Taxes on insurers. Employees who receive generous health-insurance plans might be affected by a tax on insurers offering expensive plans. Those costs would probably be passed on to the people who are insured in the form of higher premiums. The goal of the “Cadillac tax,” which is included in the Senate bill but not in the House version, was to raise money to help pay for the health-care overhaul and to rein in skyrocketing health-care costs. But powerful opposition to the idea from labor unions forced Congress to compromise. During negotiations this month, Congressional leaders reached a tentative deal in which they raised the threshold for the tax to kick in to plans that cost $24,000 or more for a family and $9,000 or more for an individual. They also agreed that unions (including those representing faculty members) and public employees could be exempt from that tax until 2018.
State budgets. Education groups have also appealed to lawmakers to help insulate colleges and student-aid programs from state budget cuts that might result from the higher Medicaid costs states are expected to face if Congress passes a health-care bill. In a letter sent this month to key lawmakers, the American Council on Education cited studies by the White House Office of Management and Budget that show that as states’ share of Medicaid costs increase, their spending on public higher education, including financial aid, drops. The letter applauds lawmakers’ decision to provide federal subsidies to help offset those costs through 2016, and it appeals for “additional ways to insulate states from increased Medicaid costs in the future.”

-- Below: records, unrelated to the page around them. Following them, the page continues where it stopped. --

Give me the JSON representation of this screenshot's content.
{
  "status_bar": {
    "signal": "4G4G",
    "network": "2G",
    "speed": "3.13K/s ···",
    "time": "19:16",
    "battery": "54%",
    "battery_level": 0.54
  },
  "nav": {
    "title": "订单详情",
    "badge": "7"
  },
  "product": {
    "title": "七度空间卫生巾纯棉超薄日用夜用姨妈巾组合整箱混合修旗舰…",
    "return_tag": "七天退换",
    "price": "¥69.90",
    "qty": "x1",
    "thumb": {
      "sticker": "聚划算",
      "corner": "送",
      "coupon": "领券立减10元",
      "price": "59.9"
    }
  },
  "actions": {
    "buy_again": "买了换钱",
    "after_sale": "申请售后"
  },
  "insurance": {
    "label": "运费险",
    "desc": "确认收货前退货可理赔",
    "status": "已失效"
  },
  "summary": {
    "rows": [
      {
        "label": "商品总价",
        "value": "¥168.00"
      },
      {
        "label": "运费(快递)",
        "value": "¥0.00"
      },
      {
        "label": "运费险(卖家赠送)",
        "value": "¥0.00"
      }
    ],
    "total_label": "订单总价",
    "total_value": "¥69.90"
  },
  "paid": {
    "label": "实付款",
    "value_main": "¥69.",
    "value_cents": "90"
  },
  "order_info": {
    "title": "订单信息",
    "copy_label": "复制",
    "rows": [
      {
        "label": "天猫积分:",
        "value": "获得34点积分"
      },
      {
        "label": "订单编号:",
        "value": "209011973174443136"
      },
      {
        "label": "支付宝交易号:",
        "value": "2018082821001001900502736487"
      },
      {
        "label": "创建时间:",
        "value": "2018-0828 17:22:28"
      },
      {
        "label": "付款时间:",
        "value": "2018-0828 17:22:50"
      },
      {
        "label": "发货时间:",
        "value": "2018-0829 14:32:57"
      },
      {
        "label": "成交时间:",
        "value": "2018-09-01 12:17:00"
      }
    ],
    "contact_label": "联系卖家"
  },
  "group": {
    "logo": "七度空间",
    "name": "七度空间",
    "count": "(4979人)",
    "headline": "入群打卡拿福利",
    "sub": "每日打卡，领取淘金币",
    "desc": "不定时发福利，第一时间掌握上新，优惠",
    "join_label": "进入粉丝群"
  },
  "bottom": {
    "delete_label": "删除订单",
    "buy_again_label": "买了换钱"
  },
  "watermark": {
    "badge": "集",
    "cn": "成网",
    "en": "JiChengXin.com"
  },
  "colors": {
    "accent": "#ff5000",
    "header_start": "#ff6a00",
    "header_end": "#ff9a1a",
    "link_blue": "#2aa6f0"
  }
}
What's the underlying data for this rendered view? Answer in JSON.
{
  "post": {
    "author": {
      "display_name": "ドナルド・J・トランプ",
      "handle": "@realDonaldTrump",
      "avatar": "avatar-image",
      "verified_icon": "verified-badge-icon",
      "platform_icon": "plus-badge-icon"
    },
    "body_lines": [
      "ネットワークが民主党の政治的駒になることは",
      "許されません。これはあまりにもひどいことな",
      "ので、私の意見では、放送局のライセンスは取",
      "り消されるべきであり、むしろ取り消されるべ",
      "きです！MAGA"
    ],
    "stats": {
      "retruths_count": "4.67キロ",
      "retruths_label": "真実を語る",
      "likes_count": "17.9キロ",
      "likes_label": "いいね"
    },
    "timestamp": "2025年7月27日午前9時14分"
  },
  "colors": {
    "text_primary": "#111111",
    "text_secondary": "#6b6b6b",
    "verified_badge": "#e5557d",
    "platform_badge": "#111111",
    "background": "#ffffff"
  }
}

HIGHER EDUCATION AND DRUG COMPANIES
Conflicts of interest. Both bills have provisions aimed at cracking down on conflicts of interest in continuing medical-education courses, which physicians must complete to maintain their licenses. Drug and medical-device manufacturers would be required to disclose information about gifts, consulting fees, or other payments they have made in connection with such courses.

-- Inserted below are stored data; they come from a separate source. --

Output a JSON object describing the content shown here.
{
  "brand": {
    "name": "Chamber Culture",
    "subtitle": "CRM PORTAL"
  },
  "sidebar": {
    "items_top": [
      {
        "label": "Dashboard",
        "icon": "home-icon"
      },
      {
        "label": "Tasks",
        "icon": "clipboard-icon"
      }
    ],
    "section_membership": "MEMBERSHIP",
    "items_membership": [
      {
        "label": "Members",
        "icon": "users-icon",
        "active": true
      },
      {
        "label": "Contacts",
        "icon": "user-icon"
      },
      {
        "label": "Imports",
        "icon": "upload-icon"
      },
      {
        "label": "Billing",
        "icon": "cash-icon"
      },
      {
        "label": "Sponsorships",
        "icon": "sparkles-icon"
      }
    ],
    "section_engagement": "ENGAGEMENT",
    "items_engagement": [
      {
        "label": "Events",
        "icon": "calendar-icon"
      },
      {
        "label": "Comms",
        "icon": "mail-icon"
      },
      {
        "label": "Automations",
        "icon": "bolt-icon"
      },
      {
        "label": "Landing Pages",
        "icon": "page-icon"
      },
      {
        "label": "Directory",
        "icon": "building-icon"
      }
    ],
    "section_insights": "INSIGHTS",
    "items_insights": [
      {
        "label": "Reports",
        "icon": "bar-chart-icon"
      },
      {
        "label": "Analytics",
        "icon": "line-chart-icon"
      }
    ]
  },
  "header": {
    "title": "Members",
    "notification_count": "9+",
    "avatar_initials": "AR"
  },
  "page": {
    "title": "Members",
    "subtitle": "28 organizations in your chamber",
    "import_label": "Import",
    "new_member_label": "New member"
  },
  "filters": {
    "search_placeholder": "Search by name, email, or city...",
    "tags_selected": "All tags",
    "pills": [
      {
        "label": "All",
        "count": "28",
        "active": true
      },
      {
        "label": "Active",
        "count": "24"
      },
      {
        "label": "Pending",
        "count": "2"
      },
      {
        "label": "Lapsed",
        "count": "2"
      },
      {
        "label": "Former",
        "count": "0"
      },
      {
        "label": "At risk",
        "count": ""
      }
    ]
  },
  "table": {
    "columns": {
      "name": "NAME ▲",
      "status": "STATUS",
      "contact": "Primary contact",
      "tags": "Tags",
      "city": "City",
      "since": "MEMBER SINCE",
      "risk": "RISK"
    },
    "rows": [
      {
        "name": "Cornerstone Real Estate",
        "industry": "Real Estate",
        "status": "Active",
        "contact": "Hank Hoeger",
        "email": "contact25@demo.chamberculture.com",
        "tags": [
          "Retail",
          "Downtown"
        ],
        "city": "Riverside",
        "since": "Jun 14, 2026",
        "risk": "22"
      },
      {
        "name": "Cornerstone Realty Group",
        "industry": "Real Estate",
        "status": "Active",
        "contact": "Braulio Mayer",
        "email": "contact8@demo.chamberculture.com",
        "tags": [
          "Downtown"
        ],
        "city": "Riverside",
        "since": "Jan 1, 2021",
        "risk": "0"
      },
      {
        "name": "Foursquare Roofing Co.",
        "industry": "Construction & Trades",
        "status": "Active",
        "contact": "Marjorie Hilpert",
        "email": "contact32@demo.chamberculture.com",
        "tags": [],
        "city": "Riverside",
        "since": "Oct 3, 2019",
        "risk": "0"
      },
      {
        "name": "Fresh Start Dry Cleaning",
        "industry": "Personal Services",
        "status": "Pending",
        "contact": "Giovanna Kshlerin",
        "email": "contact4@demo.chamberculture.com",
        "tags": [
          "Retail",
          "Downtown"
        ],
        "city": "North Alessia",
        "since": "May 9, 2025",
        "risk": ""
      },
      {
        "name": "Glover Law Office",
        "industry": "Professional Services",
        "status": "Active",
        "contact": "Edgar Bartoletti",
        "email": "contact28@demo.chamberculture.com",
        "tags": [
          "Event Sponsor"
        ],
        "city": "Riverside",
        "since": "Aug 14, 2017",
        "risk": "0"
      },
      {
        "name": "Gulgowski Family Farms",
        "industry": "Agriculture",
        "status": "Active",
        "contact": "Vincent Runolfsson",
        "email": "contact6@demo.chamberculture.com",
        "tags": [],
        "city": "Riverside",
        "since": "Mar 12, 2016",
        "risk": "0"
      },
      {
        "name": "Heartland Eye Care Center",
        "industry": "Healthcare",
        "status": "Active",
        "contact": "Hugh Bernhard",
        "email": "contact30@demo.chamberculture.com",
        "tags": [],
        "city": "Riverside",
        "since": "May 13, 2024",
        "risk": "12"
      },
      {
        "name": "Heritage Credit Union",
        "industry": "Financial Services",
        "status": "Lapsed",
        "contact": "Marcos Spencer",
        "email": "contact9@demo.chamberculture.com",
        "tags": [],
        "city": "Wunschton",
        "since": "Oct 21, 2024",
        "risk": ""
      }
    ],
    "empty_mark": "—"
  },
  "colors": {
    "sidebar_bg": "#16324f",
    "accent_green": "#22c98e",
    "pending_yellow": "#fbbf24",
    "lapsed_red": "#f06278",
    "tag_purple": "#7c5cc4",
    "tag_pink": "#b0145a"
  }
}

The Senate bill would require manufacturers to disclose such gifts to physicians and teaching hospitals, while the House bill would require disclosures to other groups, too, including pharmacists and medical associations. Authors of the legislation seek to ensure that patient care is based on the best science, not on the amount of money that drug and device makers have paid to sponsor courses.
Exclusive rights to drugs. Both bills would give commercial drug companies 12 years of exclusivity to sell certain drugs and vaccines they develop from inventions coming out of university laboratories. The American Medical Student Association has been fighting that provision, which it says would raise health-care costs by delaying the introduction of cheaper generic versions. But several powerful pharmaceutical companies threatened to withdraw their support for the overall health-care legislation if that protection period were reduced. The Association of American Universities, which represents 60 leading public and private research universities in the United States and two in Canada, says the 12-year period would ensure that drug companies continue the high-risk business of making new biologic drugs, which are derived from living cells, and can recover their costs before copycat drugs are introduced. Current law offers no legal pathway for companies to make generic biologics, so companies that manufacture them have an indefinite monopoly.